Un monument comme la Cathédrale de Paris sort de l’ordinaire. Elle est plus qu’une œuvre précieuse du passé, elle représente le génie d’un peuple à travers les siècles. D’ailleurs elle n’a pas de « créateur » qui aurait laissé son nom dans l’Histoire. Elle est une œuvre collective, par delà les générations. « L’homme, l’artiste, l’individu s’effacent sur ces grandes masses sans nom d’auteur ; l’intelligence humaine s’y résume et s’y totalise. Le temps est l’architecte, le peuple est le maçon. » (Victor Hugo, à propos de Notre Dame de Paris)
Les grandes civilisations ont laissé derrière elles des monuments emblèmes dont la majesté en impose à tous les autres, des pyramides d’Egypte aux monuments grecs et romains, des temples aztèques aux grandes pagodes indoues. Ainsi en est-il de la cathédrale de Paris qui domine la chrétienté et sa magnifique profusion de cathédrales en Europe. Elle en est un des monuments-phares, dont l’harmonie des formes et la magnificence des décors est reconnue par tous ceux qui l’ont visitée.
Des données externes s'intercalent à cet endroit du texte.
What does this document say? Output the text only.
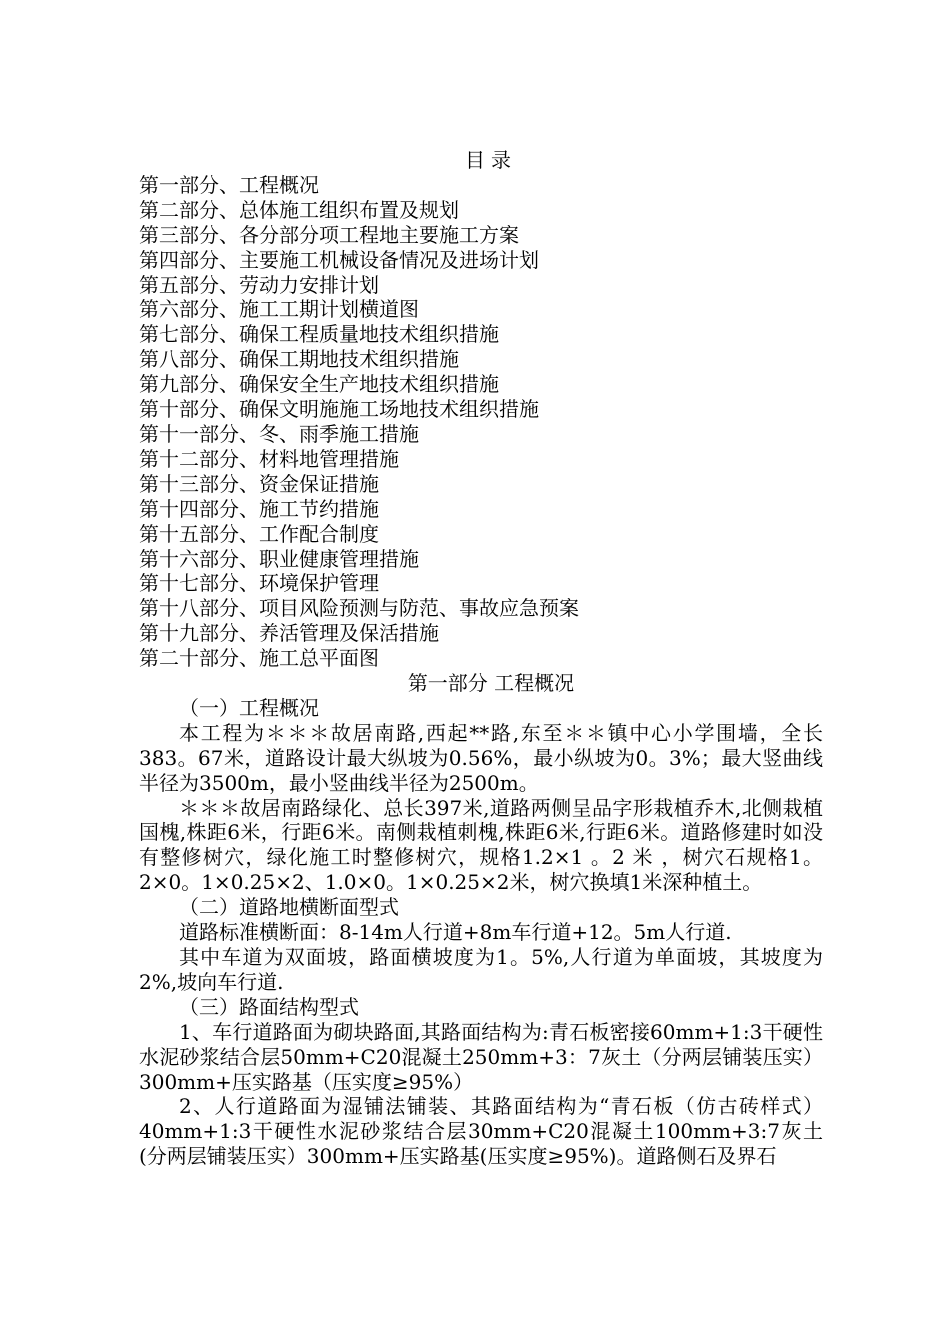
目录
第一部分、工程概况
第二部分、总体施工组织布置及规划
第三部分、各分部分项工程地主要施工方案
第四部分、主要施工机械设备情况及进场计划
第五部分、劳动力安排计划
第六部分、施工工期计划横道图
第七部分、确保工程质量地技术组织措施
第八部分、确保工期地技术组织措施
第九部分、确保安全生产地技术组织措施
第十部分、确保文明施施工场地技术组织措施
第十一部分、冬、雨季施工措施
第十二部分、材料地管理措施
第十三部分、资金保证措施
第十四部分、施工节约措施
第十五部分、工作配合制度
第十六部分、职业健康管理措施
第十七部分、环境保护管理
第十八部分、项目风险预测与防范、事故应急预案
第十九部分、养活管理及保活措施
第二十部分、施工总平面图
第一部分 工程概况
（一）工程概况

本工程为＊＊＊故居南路,西起**路,东至＊＊镇中心小学围墙，全长383。67米，道路设计最大纵坡为0.56%，最小纵坡为0。3%；最大竖曲线半径为3500m，最小竖曲线半径为2500m。

＊＊＊故居南路绿化、总长397米,道路两侧呈品字形栽植乔木,北侧栽植国槐,株距6米，行距6米。南侧栽植刺槐,株距6米,行距6米。道路修建时如没有整修树穴，绿化施工时整修树穴，规格1.2×1 。2 米 ，树穴石规格1。2×0。1×0.25×2、1.0×0。1×0.25×2米，树穴换填1米深种植土。

（二）道路地横断面型式

道路标准横断面：8-14m人行道+8m车行道+12。5m人行道.

其中车道为双面坡，路面横坡度为1。5%,人行道为单面坡，其坡度为2%,坡向车行道.

（三）路面结构型式

1、车行道路面为砌块路面,其路面结构为:青石板密接60mm+1:3干硬性水泥砂浆结合层50mm+C20混凝土250mm+3：7灰土（分两层铺装压实）300mm+压实路基（压实度≥95%）

2、人行道路面为湿铺法铺装、其路面结构为“青石板（仿古砖样式）40mm+1:3干硬性水泥砂浆结合层30mm+C20混凝土100mm+3:7灰土(分两层铺装压实）300mm+压实路基(压实度≥95%)。道路侧石及界石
C’est ce qui explique pourquoi le désastre de sa destruction par un gigantesque incendie a provoqué une émotion aussi forte et unanime à travers le monde. Il est des malheurs qui font que les gens s’unissent spontanément.
Un tel événement nous fait aussi nous interroger sur l’importance et le soin que l’on apporte à la préservation du patrimoine millénaire qui exprime l’identité des peuples. Est-il possible qu’un tel accident survienne dans un tel lieu ? Et, même s’il est accidentel, un tel sinistre est-il acceptable, tant il témoigne d’une coupable absence de considération pour ce patrimoine, eu égard à son importance exceptionnelle ?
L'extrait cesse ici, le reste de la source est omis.